Pfizer gets approximately 40 percent of its sales from the U.S. As of June 30, it had $30 billion in cash and cash equivalents, most which is held overseas. That's about 10 times the size of the economy of Belize.

"They are already doing their best to pretend that they're a foreign company," Gardner said.

Read has argued for years that the U.S. tax system places his company at a competitive disadvantage compared with overseas rivals because the American statutory corporate tax rate of 35 percent is the highest in the industrialized world. He told The Wall Street Journal the U.S. tax code is "an urgent issue that we need to fix."

However, tax experts liken the statutory tax rate to the sticker price on a new car, which few people actually pay. What companies actually pay is known as the effective tax rate.

In Pfizer's case, that's around 25.5 percent. Merging with Allergan, which is domiciled for tax purposes in Ireland even though it operations are based in New Jersey, will enable Pfizer to lower its rate to 15 percent. That process is referred to as an inversion, and Read is so keen on the idea that he tried twice before to combine Pfizer with an overseas partner to achieve it, but those attempts fell through.

"The whole idea of an inversion is to allow you to shift income earned in the U.S. to more favorable locales," said Robert Willens, an independent corporate taxation and accounting expert, adding that he's unaware of any executive who pursued lower taxes with the zeal of Read.

Pharmaceutical and tech companies have lower effective rates than other industries because they have large portfolios of intellectual property that can be easily shifted to offshore affiliates. Both Democrats and Republicans have called for lowering the statutory rate, but given Washington's toxic political climate, experts are skeptical that change is on the horizon.

"For some companies, like retailers and service companies, they don't have an offshore planning potential, so 35 percent is a problem," said Martin Sullivan, chief economist with Tax Analysts. "It's a little surprising that of all companies, Pfizer is complaining about high taxes since it benefits the most from the current system."

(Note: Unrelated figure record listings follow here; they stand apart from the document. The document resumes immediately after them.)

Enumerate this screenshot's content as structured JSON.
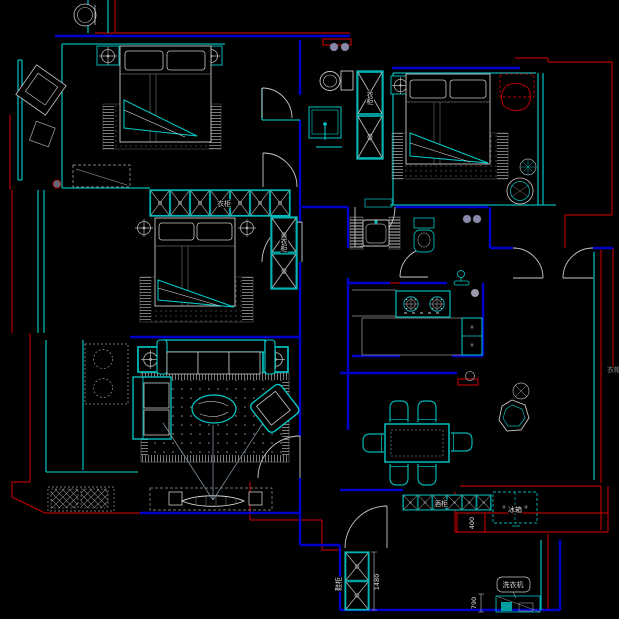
{
  "drawing": {
    "type": "residential-floor-plan",
    "colors": {
      "background": "#000000",
      "wall_red": "#b40000",
      "wall_blue": "#0000cc",
      "window_cyan": "#00b4b4",
      "furniture_cyan": "#00cccc",
      "furniture_gray": "#b8b8b8",
      "furniture_white": "#d8d8d8"
    },
    "labels": {
      "wardrobe_a": "衣柜",
      "wardrobe_b": "衣柜",
      "wardrobe_c": "衣柜",
      "wine_cabinet": "酒柜",
      "fridge": "冰箱",
      "shoe_cabinet": "鞋柜",
      "washing_machine": "洗衣机",
      "cloakroom": "衣帽"
    },
    "dimensions": {
      "d400": "400",
      "d1480": "1480",
      "d790": "790"
    }
  }
}
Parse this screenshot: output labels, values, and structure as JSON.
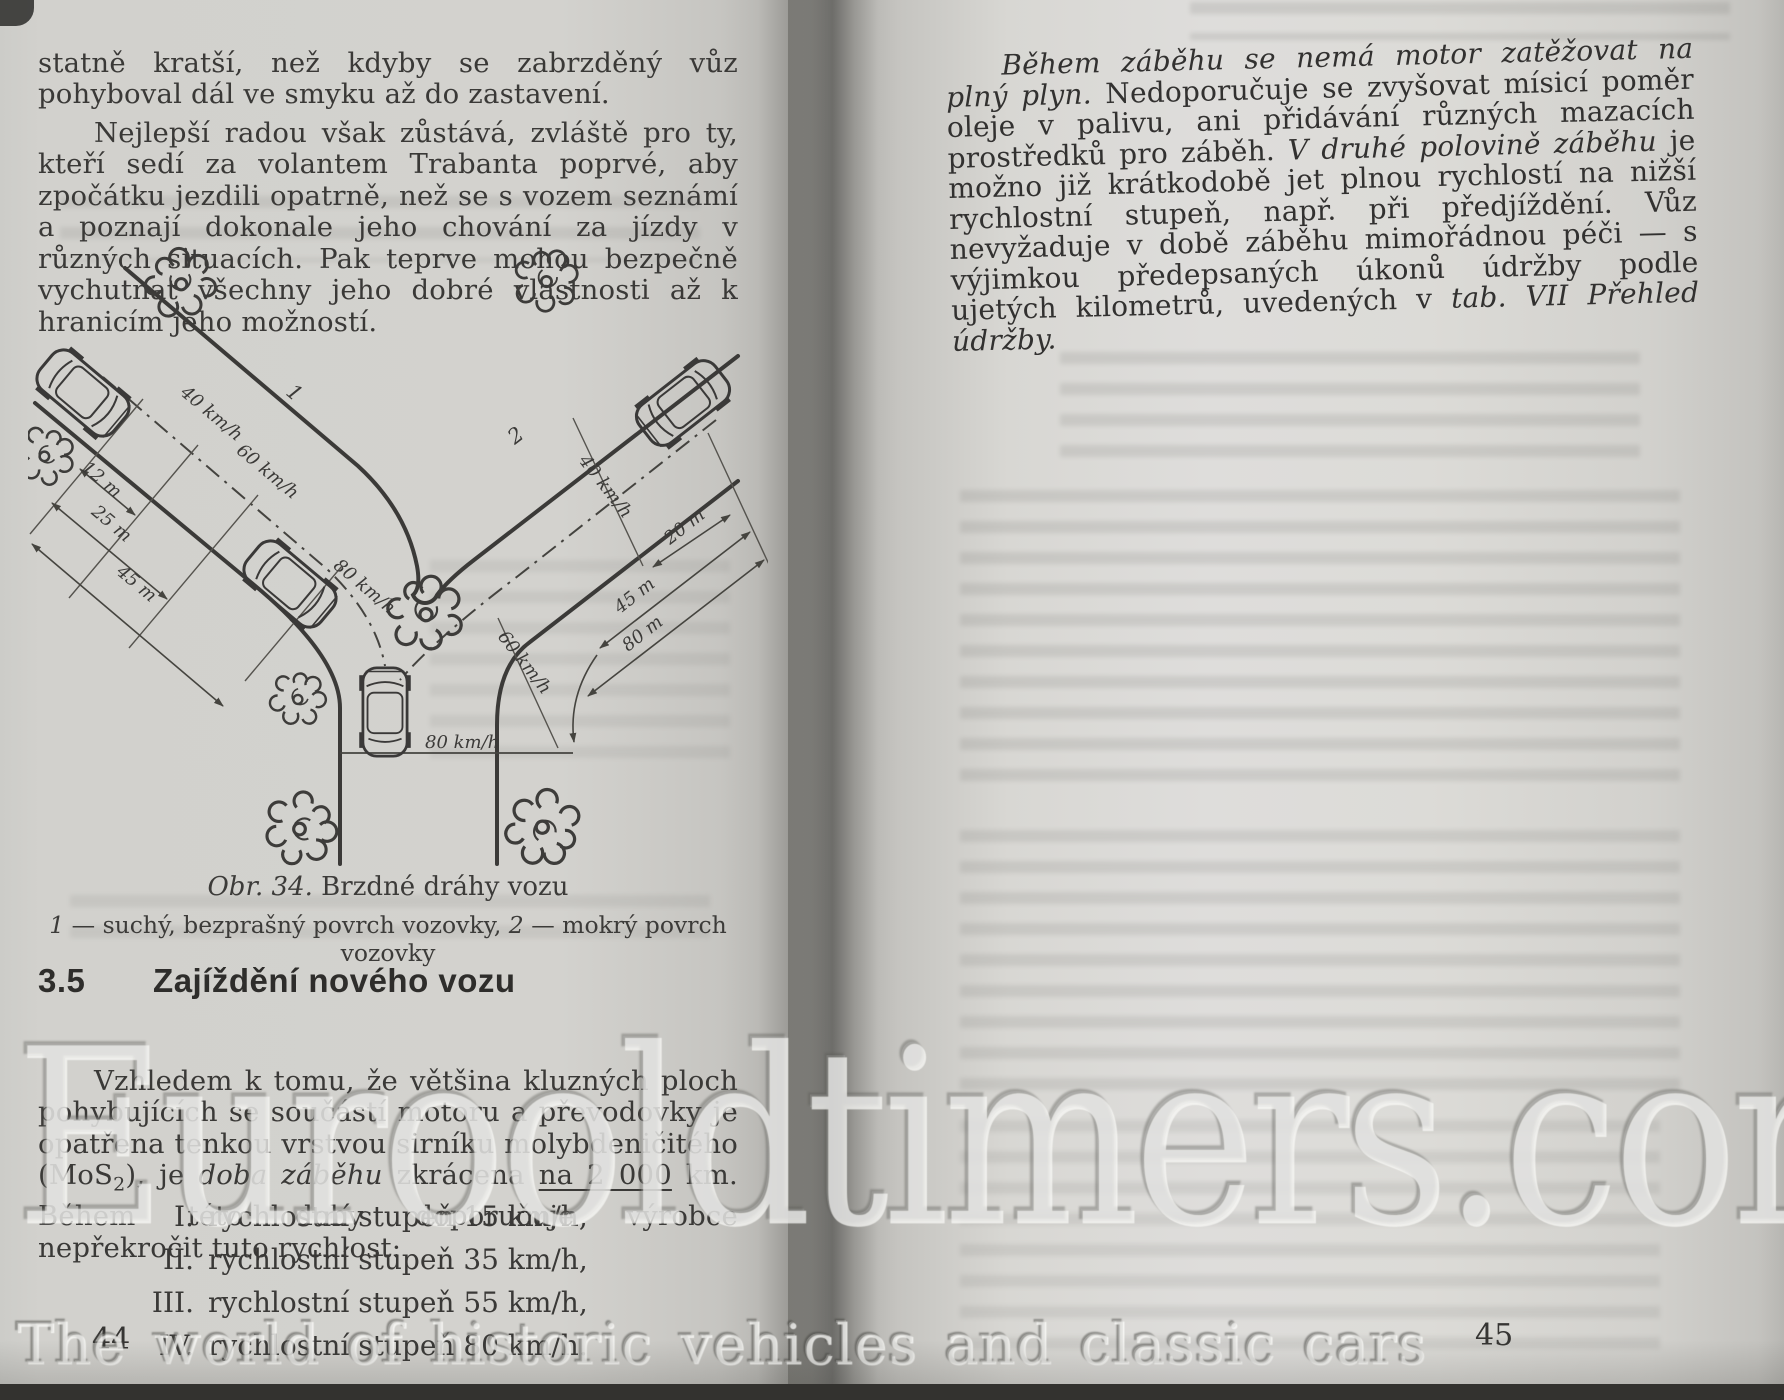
{
  "watermark": {
    "main": "Eurooldtimers.com",
    "tagline": "The world of historic vehicles and classic cars"
  },
  "left_page": {
    "page_number": "44",
    "para1": "statně kratší, než kdyby se zabrzděný vůz pohyboval dál ve smyku až do zastavení.",
    "para2": "Nejlepší radou však zůstává, zvláště pro ty, kteří sedí za volantem Trabanta poprvé, aby zpočátku jezdili opatrně, než se s vozem seznámí a poznají dokonale jeho chování za jízdy v různých situacích. Pak teprve mohou bezpečně vychutnat všechny jeho dobré vlastnosti až k hranicím jeho možností.",
    "figure": {
      "caption_no": "Obr. 34.",
      "caption_title": " Brzdné dráhy vozu",
      "legend_k1": "1",
      "legend_v1": " — suchý, bezprašný povrch vozovky, ",
      "legend_k2": "2",
      "legend_v2": " — mokrý povrch vozovky",
      "road1_label": "1",
      "road2_label": "2",
      "left_speeds": [
        "40 km/h",
        "60 km/h",
        "80 km/h"
      ],
      "left_distances": [
        "12 m",
        "25 m",
        "45 m"
      ],
      "right_speeds": [
        "40 km/h",
        "60 km/h"
      ],
      "right_distances": [
        "20 m",
        "45 m",
        "80 m"
      ],
      "bottom_speed": "80 km/h"
    },
    "section": {
      "number": "3.5",
      "title": "Zajíždění nového vozu"
    },
    "para3": {
      "t1": "Vzhledem k tomu, že většina kluzných ploch pohybujících se součástí motoru a převodovky je opatřena tenkou vrstvou sirníku molybdeničitého (MoS",
      "sub": "2",
      "t2": "), je ",
      "i1": "doba záběhu",
      "t3": " zkrácena ",
      "u1": "na 2 000",
      "t4": " km. Během této doby doporučuje výrobce nepřekročit tuto rychlost:"
    },
    "list": [
      {
        "numeral": "I.",
        "text": "rychlostní stupeň 15 km/h,"
      },
      {
        "numeral": "II.",
        "text": "rychlostní stupeň 35 km/h,"
      },
      {
        "numeral": "III.",
        "text": "rychlostní stupeň 55 km/h,"
      },
      {
        "numeral": "IV.",
        "text": "rychlostní stupeň 80 km/h."
      }
    ]
  },
  "right_page": {
    "page_number": "45",
    "para1": {
      "i1": "Během záběhu se nemá motor zatěžovat na plný plyn.",
      "t1": " Nedoporučuje se zvyšovat mísicí poměr oleje v palivu, ani přidávání různých mazacích prostředků pro záběh. ",
      "i2": "V druhé polovině záběhu",
      "t2": " je možno již krátkodobě jet plnou rychlostí na nižší rychlostní stupeň, např. při předjíždění. Vůz nevyžaduje v době záběhu mimořádnou péči — s výjimkou předepsaných úkonů údržby podle ujetých kilometrů, uvedených v ",
      "i3": "tab. VII Přehled údržby."
    }
  }
}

Pfizer didn't respond to a request seeking comment.

Even with the lower effective tax rates, U.S. companies are still at a global disadvantage because foreign governments also provide tax breaks to companies, enabling them to lower rates even further, according to Scott Hodge, the president of the Tax Foundation.

"The U.S. still has one of the highest effect effective tax rates in the world because we start with a high statutory rate," Hodge said.

Though the Obama administration last year enacted rules to make inversions more difficult, experts say it probably wouldn't derail a combination of Pfizer and Allergan. According to Hodge, the deal probably will be structured as an Allergan purchase of Pfizer, so the rules wouldn't apply.

Companies have been reluctant to pursue inversions because of the negative publicity they have generated in the past. "I don't think that's true any more," Hodgesaid. "The need to be globally competitive outweighs any sort of bad publicity (or) demagoguery about lack of patriotism."